The finance ministry has proposed to amend various provisions of the Insurance Act, 1938, including increasing foreign direct investment (FDI) in the insurance sector to 100 percent, reducing premiums, and providing for a composite license.
The Department of Financial Services (DFS) has sought public comments on the proposed amendments on December 10. As per the proposal, the FDI limit in Indian insurance companies will be increased from 74 percent to 100 percent.
This is the second public consultation that DFS is seeking regarding proposed amendments to the Insurance Act of 1938, the Life Insurance Corporation Act of 1956, and the Insurance Regulatory Authority and Development Act, 1999.

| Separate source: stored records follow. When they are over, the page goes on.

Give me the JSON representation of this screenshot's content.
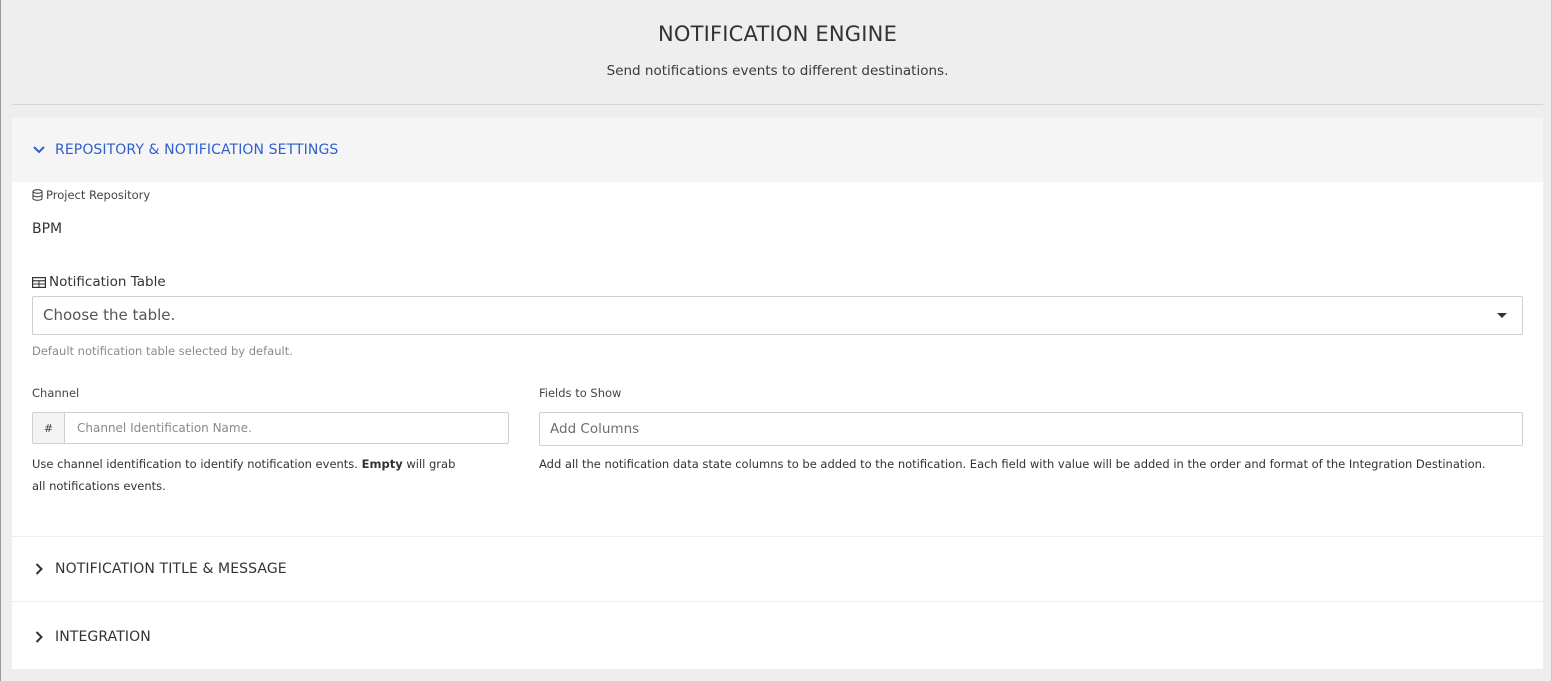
{
  "header": {
    "title": "NOTIFICATION ENGINE",
    "subtitle": "Send notifications events to different destinations."
  },
  "sections": {
    "repository": {
      "label": "REPOSITORY & NOTIFICATION SETTINGS",
      "expanded": true
    },
    "title_message": {
      "label": "NOTIFICATION TITLE & MESSAGE",
      "expanded": false
    },
    "integration": {
      "label": "INTEGRATION",
      "expanded": false
    }
  },
  "repository": {
    "label": "Project Repository",
    "value": "BPM",
    "icon": "database-icon"
  },
  "notification_table": {
    "label": "Notification Table",
    "icon": "table-icon",
    "placeholder": "Choose the table.",
    "help": "Default notification table selected by default."
  },
  "channel": {
    "label": "Channel",
    "addon": "#",
    "placeholder": "Channel Identification Name.",
    "help_before": "Use channel identification to identify notification events. ",
    "help_bold": "Empty",
    "help_after": " will grab all notifications events."
  },
  "fields": {
    "label": "Fields to Show",
    "placeholder": "Add Columns",
    "help": "Add all the notification data state columns to be added to the notification. Each field with value will be added in the order and format of the Integration Destination."
  },
  "colors": {
    "accent": "#2f5ecf",
    "background": "#eeeeee",
    "panel": "#ffffff"
  }
}
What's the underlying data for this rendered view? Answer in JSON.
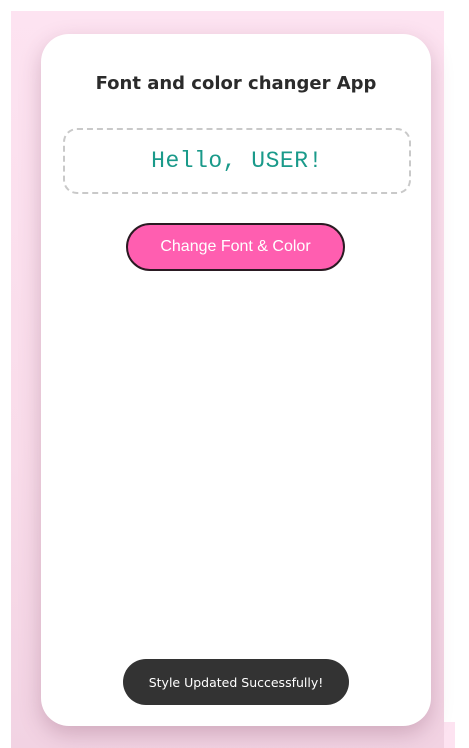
{
  "app": {
    "title": "Font and color changer App"
  },
  "greeting": {
    "text": "Hello, USER!",
    "color": "#1a9a8a"
  },
  "controls": {
    "change_button_label": "Change Font & Color",
    "button_color": "#ff5eb0"
  },
  "toast": {
    "message": "Style Updated Successfully!"
  },
  "theme": {
    "background": "#fde3f1",
    "card": "#ffffff"
  }
}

The finance ministry in December 2022 invited comments on the proposed amendments to the Insurance Act, 1938, and the Insurance Development Act, 1999.
According to a recent office memorandum, it is proposed to amend certain provisions of the insurance law to ensure affordability and affordability of insurance to citizens, promote the expansion and development of the insurance industry, and simplify business processes.
In this regard, a comprehensive review of the regulatory framework governing the sector has been undertaken in consultation with the Insurance Regulatory and Development Authority of India (IRDAI) and the industry, it said.
The proposed amendments are mainly focused on improving the interests of policyholders, improving their financial security, and facilitating the entry of many players into the insurance market leading to economic growth and job creation, the memorandum said.
Such reforms will help improve the efficiency of the insurance industry, ease of doing business and improve insurance penetration to achieve the goal of ‘Insurance for All by 2047’, it said.
“The proposal includes raising the FDI limit in Indian Insurance Companies from 74 percent to 100 percent and enabling an insurance company to carry on one or more classes of insurance business and related/insurance activities,” he said.
In addition, it said, the requirement for funds held by foreign insurers is also proposed to be reduced from Rs 5,000 crore to Rs 1,000 crore. “Also, IRDAI has been empowered to specify minimum entry fee (not less than Rs 50 crore), for underserved or underserved categories under special circumstances,” he said.
The Insurance Act, 1938, serves as the main Act to provide the legal framework for insurance in India. It provides a framework for the operation of insurance businesses and regulates the relationship between the insurer, policyholders, shareholders and the regulator IRDAI.
The entry of more players in this sector will not only boost the entry but will also create job opportunities across the country.
Currently, there are 25 life insurance companies and 34 non-life or general insurance companies in India. These include companies like Agriculture Insurance Company of India Ltd and ECGC Ltd.